Requirements for Co-located Hadoop

If you already have one of the supported Hadoop distributions, you can modify it with files from the SAS Plug-ins for Hadoop package. Hadoop modified with SAS Plug-ins for Hadoop enables the SAS High-Performance Analytics environment to write SASHDAT file blocks evenly across the HDFS file system.
The following is required for existing Hadoop clusters with which the SAS High-Performance Analytics environment can be co-located:
  • Each machine in the cluster must be able to resolve the host name of all the other machines.
  • The machine configured as the NameNode cannot also be configured as a DataNode.
  • These Hadoop directories must reside on local storage:
    • the directory on the file system where the Hadoop NameNode stores the namespace and transactions logs persistently
    • the directory on the file system where temporary MapReduce data is written
    • the directory on the file system where the MapReduce framework writes system files
    Note: The exception is the hadoop-data directory, which can be on a storage area network (SAN).
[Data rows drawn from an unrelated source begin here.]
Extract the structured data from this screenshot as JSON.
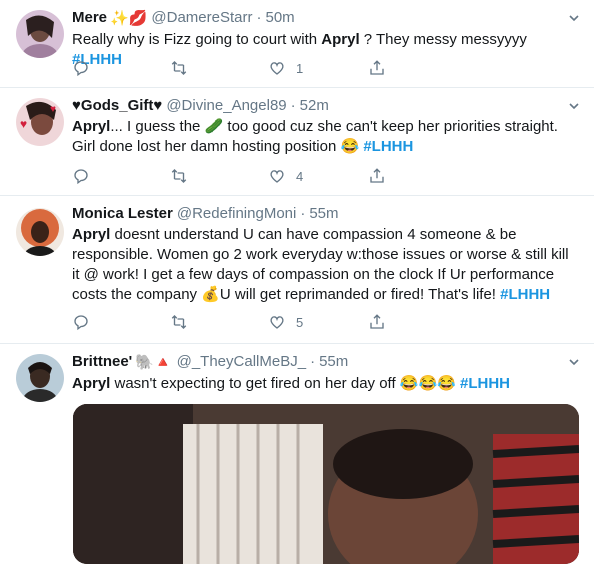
{
  "tweets": [
    {
      "name": "Mere",
      "name_emoji": "✨💋",
      "handle": "@DamereStarr",
      "time": "50m",
      "text_parts": [
        "Really why is Fizz going to court with ",
        "Apryl",
        " ? They messy messyyyy ",
        "#LHHH"
      ],
      "likes": "1",
      "avatar_colors": [
        "#c9a3c7",
        "#5b3a4a"
      ]
    },
    {
      "name": "♥Gods_Gift♥",
      "handle": "@Divine_Angel89",
      "time": "52m",
      "text_parts": [
        "Apryl",
        "... I guess the ",
        "🥒",
        " too good cuz she can't keep her priorities straight. Girl done lost her damn hosting position ",
        "😂",
        " ",
        "#LHHH"
      ],
      "likes": "4",
      "avatar_colors": [
        "#e7c2c7",
        "#7b4a3e"
      ]
    },
    {
      "name": "Monica Lester",
      "handle": "@RedefiningMoni",
      "time": "55m",
      "text_parts": [
        "Apryl",
        " doesnt understand U can have compassion 4 someone & be responsible. Women go 2 work everyday w:those issues or worse & still kill it @ work! I get a few days of compassion on the clock If Ur performance costs the company ",
        "💰",
        "U will get reprimanded or fired! That's life! ",
        "#LHHH"
      ],
      "likes": "5",
      "avatar_colors": [
        "#d98a6b",
        "#2b1a14"
      ]
    },
    {
      "name": "Brittnee'",
      "name_emoji": "🐘🔺",
      "handle": "@_TheyCallMeBJ_",
      "time": "55m",
      "text_parts": [
        "Apryl",
        " wasn't expecting to get fired on her day off ",
        "😂😂😂",
        " ",
        "#LHHH"
      ],
      "avatar_colors": [
        "#9fb5c4",
        "#2a2220"
      ]
    }
  ],
  "icons": {
    "reply": "reply-icon",
    "retweet": "retweet-icon",
    "like": "heart-icon",
    "share": "share-icon",
    "caret": "chevron-down-icon"
  },
  "colors": {
    "hashtag": "#1b95e0",
    "muted": "#657786",
    "divider": "#e6ecf0"
  }
}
Network attached storage (NAS) devices are not supported.
  • Time must be synchronized across all machines in the cluster.
  • (Cloudera 5 only) Make sure that all machines configured for the SAS High-Performance Analytics environment are in the same role group.
  • For Kerberos, in the SAS High-Performance Analytics environment, /etc/hosts must contain the machine names in the cluster in this order: short name, fully qualified domain name.
Last updated: June 19, 2017